Challenges to the sector include persistent load-shedding, growing protectionism in key export markets, rising interest rates, intensified geopolitical tensions, ongoing weaknesses of municipality service delivery and network industries (water, rail and ports), as well as the deterioration of rural roads.
In July, the organisation engaged with Agbiz members and sector role-players in various regions of the country. It said the feedback on the near-term outlook was reasonably positive in all engagements, with many attributing their optimism to the favourable 2022/23 summer crop and 2023/24 winter crop seasons.
Wandile Sihlobo, the chief economist at Agbiz, said the summer rainfall, which had supported agricultural production, had also had the downside of exacerbating the damage to neglected rural roads.
"This is not a challenge faced only by large commercial farmers that serve a broader clientele, but all farmers. The emerging or new-entrant black farmers with limited financial resources face this challenge more acutely. The roads across the rural towns of the Eastern Cape, Free State, North West, Limpopo and KwaZulu-Natal, to name a few provinces, are poorly maintained in some instances (are) in an unusable state.
“Compounding this challenge is the reality that South Africa now transports over two-thirds of its agricultural produce by roads, as rail transport has faced its fair share of challenges over the years," Sihlobo said.
This meant that the higher agricultural output without functional roads did not yield full financial benefit to farmers and agribusinesses, as some had to fund private construction at their cost to maintain some roads.

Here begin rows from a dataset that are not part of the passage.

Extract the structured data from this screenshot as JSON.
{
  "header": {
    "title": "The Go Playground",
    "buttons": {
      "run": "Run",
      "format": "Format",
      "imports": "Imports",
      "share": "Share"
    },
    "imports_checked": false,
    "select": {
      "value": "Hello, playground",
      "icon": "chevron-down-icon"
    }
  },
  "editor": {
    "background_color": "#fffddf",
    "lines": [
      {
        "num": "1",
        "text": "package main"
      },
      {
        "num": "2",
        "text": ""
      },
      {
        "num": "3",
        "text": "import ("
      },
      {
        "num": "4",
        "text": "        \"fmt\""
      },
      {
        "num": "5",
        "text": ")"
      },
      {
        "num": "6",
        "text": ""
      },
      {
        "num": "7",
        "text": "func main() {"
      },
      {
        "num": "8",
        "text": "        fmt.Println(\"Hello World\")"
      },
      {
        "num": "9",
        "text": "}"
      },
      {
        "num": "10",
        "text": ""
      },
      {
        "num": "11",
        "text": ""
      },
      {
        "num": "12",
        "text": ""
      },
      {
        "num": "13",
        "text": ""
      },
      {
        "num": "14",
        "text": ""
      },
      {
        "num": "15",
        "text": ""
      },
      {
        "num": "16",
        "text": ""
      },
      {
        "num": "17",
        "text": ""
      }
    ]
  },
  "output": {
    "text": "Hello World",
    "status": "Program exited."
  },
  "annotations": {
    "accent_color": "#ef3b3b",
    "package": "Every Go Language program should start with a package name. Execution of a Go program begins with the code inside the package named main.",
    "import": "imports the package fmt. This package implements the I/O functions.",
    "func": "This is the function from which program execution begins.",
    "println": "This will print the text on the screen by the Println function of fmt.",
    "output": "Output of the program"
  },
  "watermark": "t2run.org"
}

"This happens while the municipalities often have the allocated financial budget to cover their infrastructure needs, but mismanage the funds, as so often reported by the Auditor General."
Sihlobo said the rising protectionism in crucial export markets remained a major challenge, as with the citrus export non-tariff barriers in the EU.
This area required the South African government to take the lead and help engage with the country’s trading partners to resolve this issue.
Agbiz said the need for expanding export opportunities had become even more urgent as the agricultural output consistently improved and the country had limited capacity to absorb new produce.
South Africa already exported half of its produce; hence, the efforts of the Agriculture and Agro-processing Master Plan to boost production had to emphasise the expansion of the export markets. Japan, China, India, Saudi Arabia, Bangladesh, Philippines and South Korea are key markets where South African agriculture and agribusinesses are interested in expanding their presence.
“While working on new markets, we must maintain access to existing markets such as the EU, Africa, the US, and various Asian markets,” Agbiz said.
Biosecurity remained a challenge as seen through various outbreaks of foot-and-mouth disease, African swine fever and Avian influenza, the organisation said.
These outbreaks worsened the operating conditions in industries that have also felt the higher cost of inputs. As a result of these outbreaks, exports of livestock products had also been negatively affected.
Sihlobo said as climate change intensified, animal diseases were likely to be more prevalent, and the Department of Agriculture, Land Reform and Rural Development (Dalrrd) should consider earmarking a share of their annual budgets for emergency purposes to deal with such outbreaks.
These funds should be used under strict rules and in concurrence with the National Treasury only in the case of notifiable animal disease outbreaks.
"This is necessary to control animal movements, buy vaccines, employ additional staff, and compensate producers when animals must be culled, according to the World Organisation for Animal Health (OIE) guidelines. Veterinarians and animal health technicians are critical for continued surveillance, monitoring, and advice to farmers," he said.
Agbiz said another issue that had surfaced in discussions was the challenge of the waning trust between organised agriculture and government. The issue of "trust" and "accountability" were vital to building credibility, Sihlobo said.